Dez 21 2009
Stadtsiegel für Christa von Holleben
Wächtersbacher Keramikkünstlerin wird von Erstem Stadtrat Andreas Weiher ausgezeichnet
Die Stadt Wächtersbach ehrte die Kunstkeramikerin Christa von Holleben. Sie erhielt aus den Händen des Ersten Stadtrats Andreas Weiher das Stadtsiegel für ihre Verdienste im künstlerischen Bereich. Neben Kunstkeramik gehören auch Wandbehänge zu den Arbeiten der weit über die Region hinaus bekannten Christa von Holleben. Zahlreiche Arbeiten sind von ihr in öffentlichen Einrichtungen zu bewundern aber auch in privaten Haushalten Wächtersbachs zu finden.

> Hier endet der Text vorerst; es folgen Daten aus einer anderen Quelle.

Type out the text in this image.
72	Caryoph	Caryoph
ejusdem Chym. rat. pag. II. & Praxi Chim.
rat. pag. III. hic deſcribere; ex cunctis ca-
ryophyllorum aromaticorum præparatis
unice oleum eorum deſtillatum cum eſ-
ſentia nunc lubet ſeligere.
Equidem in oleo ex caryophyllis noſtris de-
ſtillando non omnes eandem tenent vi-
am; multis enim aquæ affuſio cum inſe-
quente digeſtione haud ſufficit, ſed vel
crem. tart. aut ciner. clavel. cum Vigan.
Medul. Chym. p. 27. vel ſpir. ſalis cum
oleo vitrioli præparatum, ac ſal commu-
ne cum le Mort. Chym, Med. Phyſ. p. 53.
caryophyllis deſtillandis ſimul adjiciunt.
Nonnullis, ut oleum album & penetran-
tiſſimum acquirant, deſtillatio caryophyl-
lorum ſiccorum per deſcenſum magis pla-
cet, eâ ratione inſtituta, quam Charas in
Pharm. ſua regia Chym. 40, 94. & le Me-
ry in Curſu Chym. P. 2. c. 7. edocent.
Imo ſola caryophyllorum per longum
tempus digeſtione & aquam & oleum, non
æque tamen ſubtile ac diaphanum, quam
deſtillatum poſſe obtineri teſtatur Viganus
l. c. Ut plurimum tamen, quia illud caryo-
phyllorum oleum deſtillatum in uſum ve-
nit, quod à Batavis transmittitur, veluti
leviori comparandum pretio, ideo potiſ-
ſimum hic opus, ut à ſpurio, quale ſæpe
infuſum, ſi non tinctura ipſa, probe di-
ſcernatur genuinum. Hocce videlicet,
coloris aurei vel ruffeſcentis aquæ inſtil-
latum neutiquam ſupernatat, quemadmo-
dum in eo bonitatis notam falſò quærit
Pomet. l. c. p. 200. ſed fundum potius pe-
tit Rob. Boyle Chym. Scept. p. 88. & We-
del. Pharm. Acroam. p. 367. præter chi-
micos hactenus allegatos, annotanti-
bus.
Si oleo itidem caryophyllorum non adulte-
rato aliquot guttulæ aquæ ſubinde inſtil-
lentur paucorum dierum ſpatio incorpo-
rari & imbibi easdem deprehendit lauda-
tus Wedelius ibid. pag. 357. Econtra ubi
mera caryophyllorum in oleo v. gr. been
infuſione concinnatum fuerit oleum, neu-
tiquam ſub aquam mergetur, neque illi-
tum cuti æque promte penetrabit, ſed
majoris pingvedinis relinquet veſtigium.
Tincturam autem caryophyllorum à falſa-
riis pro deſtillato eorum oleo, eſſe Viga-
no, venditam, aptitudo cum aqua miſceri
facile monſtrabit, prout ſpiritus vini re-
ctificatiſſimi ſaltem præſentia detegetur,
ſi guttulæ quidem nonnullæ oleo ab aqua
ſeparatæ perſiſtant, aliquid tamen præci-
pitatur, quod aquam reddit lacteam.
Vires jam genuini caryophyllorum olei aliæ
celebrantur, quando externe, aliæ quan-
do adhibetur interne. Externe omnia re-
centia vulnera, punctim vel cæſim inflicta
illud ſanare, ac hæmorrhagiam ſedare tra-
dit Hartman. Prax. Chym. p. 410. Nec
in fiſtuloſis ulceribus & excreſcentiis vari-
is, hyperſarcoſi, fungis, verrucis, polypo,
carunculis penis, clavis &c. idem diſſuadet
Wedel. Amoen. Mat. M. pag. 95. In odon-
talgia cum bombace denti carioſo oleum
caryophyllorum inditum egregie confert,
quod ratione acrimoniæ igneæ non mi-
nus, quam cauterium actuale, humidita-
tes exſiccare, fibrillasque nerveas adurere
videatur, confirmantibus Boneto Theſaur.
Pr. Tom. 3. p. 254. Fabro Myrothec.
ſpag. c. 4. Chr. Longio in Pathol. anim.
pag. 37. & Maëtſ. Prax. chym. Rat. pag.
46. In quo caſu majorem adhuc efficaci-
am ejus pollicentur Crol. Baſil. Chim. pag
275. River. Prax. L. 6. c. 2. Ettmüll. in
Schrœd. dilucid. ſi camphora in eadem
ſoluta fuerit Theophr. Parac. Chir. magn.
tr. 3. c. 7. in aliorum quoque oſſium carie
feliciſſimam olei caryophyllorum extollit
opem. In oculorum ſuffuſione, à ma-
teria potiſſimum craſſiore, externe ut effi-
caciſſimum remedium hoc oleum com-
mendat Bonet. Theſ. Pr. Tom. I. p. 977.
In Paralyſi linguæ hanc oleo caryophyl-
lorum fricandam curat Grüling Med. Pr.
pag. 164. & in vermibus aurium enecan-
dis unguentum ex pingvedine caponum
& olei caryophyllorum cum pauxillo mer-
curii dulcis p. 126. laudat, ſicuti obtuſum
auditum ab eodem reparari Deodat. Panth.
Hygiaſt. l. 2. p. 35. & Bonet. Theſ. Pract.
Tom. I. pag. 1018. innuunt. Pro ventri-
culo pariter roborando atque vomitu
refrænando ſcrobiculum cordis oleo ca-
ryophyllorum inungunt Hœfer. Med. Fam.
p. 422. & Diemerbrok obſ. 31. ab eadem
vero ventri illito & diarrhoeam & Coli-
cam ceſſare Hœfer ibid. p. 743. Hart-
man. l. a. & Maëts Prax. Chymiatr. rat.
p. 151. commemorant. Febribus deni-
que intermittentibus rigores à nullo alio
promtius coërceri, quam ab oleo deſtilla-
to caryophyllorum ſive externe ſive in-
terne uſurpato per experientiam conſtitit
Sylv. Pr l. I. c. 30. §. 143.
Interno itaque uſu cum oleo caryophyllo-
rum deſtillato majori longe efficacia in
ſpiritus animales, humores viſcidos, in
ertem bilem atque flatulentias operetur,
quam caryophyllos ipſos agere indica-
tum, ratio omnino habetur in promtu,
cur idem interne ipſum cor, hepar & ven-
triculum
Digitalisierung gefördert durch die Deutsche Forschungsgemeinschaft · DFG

In einer kleinen Feierstunde wurde die besondere Auszeichnung der Stadt Wächtersbach an die Künstlerin überreicht. Erster Stadtrat Andreas Weiher ging in seinen Grußworten auf das künstlerische Schaffen ein und hob die Bedeutung der bekannten Künstlerin für Wächtersbach hervor. Die Stadt sei stolz, eine so kraftvolle Künstlerin zu haben, die so wundervolle Arbeiten geschaffen habe. Er überbrachte die Grüße und Glückwünsche von Bürgermeister Rainer Krätschmer und aller politischen Gremien der Stadt. Neben dem Ersten Stadtrat Andreas Weiher gehörten Magistratsmitglied Uli Nauer, Dr. Jürgen Ackermann und Gerhard Jahn vom Heimat- und Geschichtsverein zu den Gratulanten.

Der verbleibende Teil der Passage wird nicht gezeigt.